Comunque, l'attuazione dell'"Operazione Dynamo" determinò, al momento, una situazione insostenibile per i Belgi e i Francesi. La Wehrmacht, infatti, messasi nella scia della BEF, incuneata fra le armate di re Leopoldo e del gen. Blanchard, circondò anche sulla loro destra i Belgi, che dovettero arrendersi, dopo appena tre giorni di combattimento, alle ore 4 del mattino del 28 maggio, mentre il grosso dell'armata francese del nord veniva chiuso "in sacca", senza speranza, a Lilla, a Loos, a Haubourdin. La BEF, serrata da presso, con l'ala sinistra scoperta, dopo la capitolazione del Belgio, sarebbe stata in gran parte catturata, nonostante il valore dei combattenti e la vigilanza di sir Harold Alexander, senza l'intervento decisivo della RAF che, servendosi della maggior parte dei caccia metropolitani, realizzò all'improvviso una momentanea superiorità sul cielo della testa d'imbarco. I bombardieri e i caccia tedeschi, sorpresi dalla qualità e dalla massa degli aerei di colpo impegnati dal nemico, si trovarono in condizioni d'inferiorità ed evitarono il combattimento.

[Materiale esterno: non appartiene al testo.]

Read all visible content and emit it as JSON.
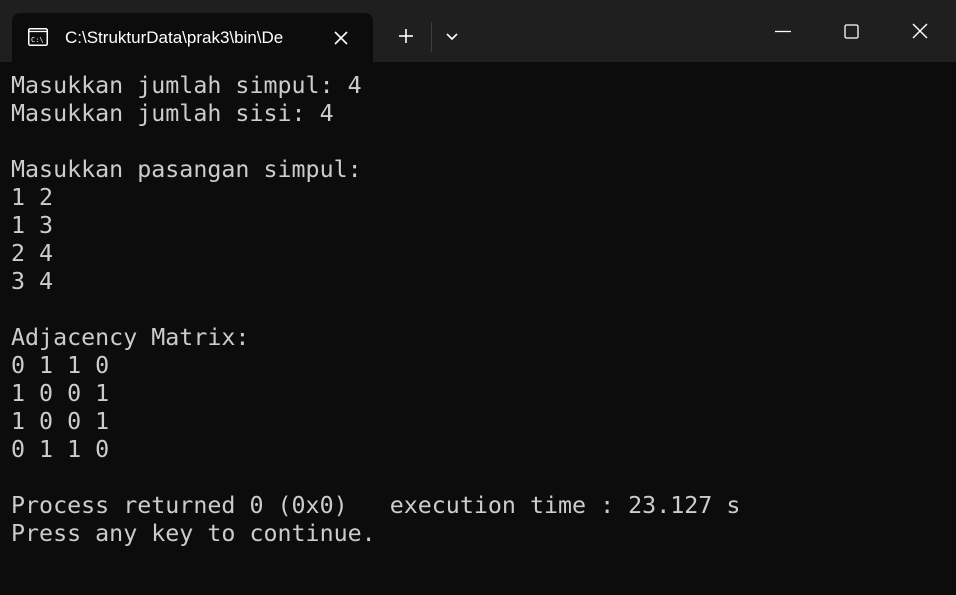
{
  "window": {
    "tab_title": "C:\\StrukturData\\prak3\\bin\\De",
    "tab_icon": "console-icon",
    "accent_bg": "#0c0c0c",
    "titlebar_bg": "#1f1f1f",
    "text_color": "#cccccc"
  },
  "console": {
    "lines": [
      "Masukkan jumlah simpul: 4",
      "Masukkan jumlah sisi: 4",
      "",
      "Masukkan pasangan simpul:",
      "1 2",
      "1 3",
      "2 4",
      "3 4",
      "",
      "Adjacency Matrix:",
      "0 1 1 0",
      "1 0 0 1",
      "1 0 0 1",
      "0 1 1 0",
      "",
      "Process returned 0 (0x0)   execution time : 23.127 s",
      "Press any key to continue."
    ]
  }
}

L'intervento di circa 1.000 unità navali da guerra e da trasporto anglo-francesi, prodigandosi senza riguardo alle perdite, contribuì potentemente all'evacuazione della BEF. Alle ore 17 e 30 del 3 giugno, l'imbarco era compiuto: furono salvati 337.000 uomini, dei quali 225.000 inglesi e 112.000 francesi; però giaceva abbandonato sulle dune il materiale di 18 divisioni.
La ritirata su Dunkerque e il reimbarco ebbero notevole importanza, perché dimostrarono ancora una volta la tradizionale consistenza dei corpi di spedizione britannici, perché risollevarono il morale della nazione alla vigilia di eventi decisivi, perché servirono a dar coscienza alla RAF della propria superiorità qualitativa in uomini e macchine, perché, infine, il salvataggio della BEF contribuì a maggiorare gli errori per eccesso del comando germanico nel valutare le forze a presidio dell'isola, errori da cui doveva dipendere in parte il fallimento della battaglia di Gran Bretagna.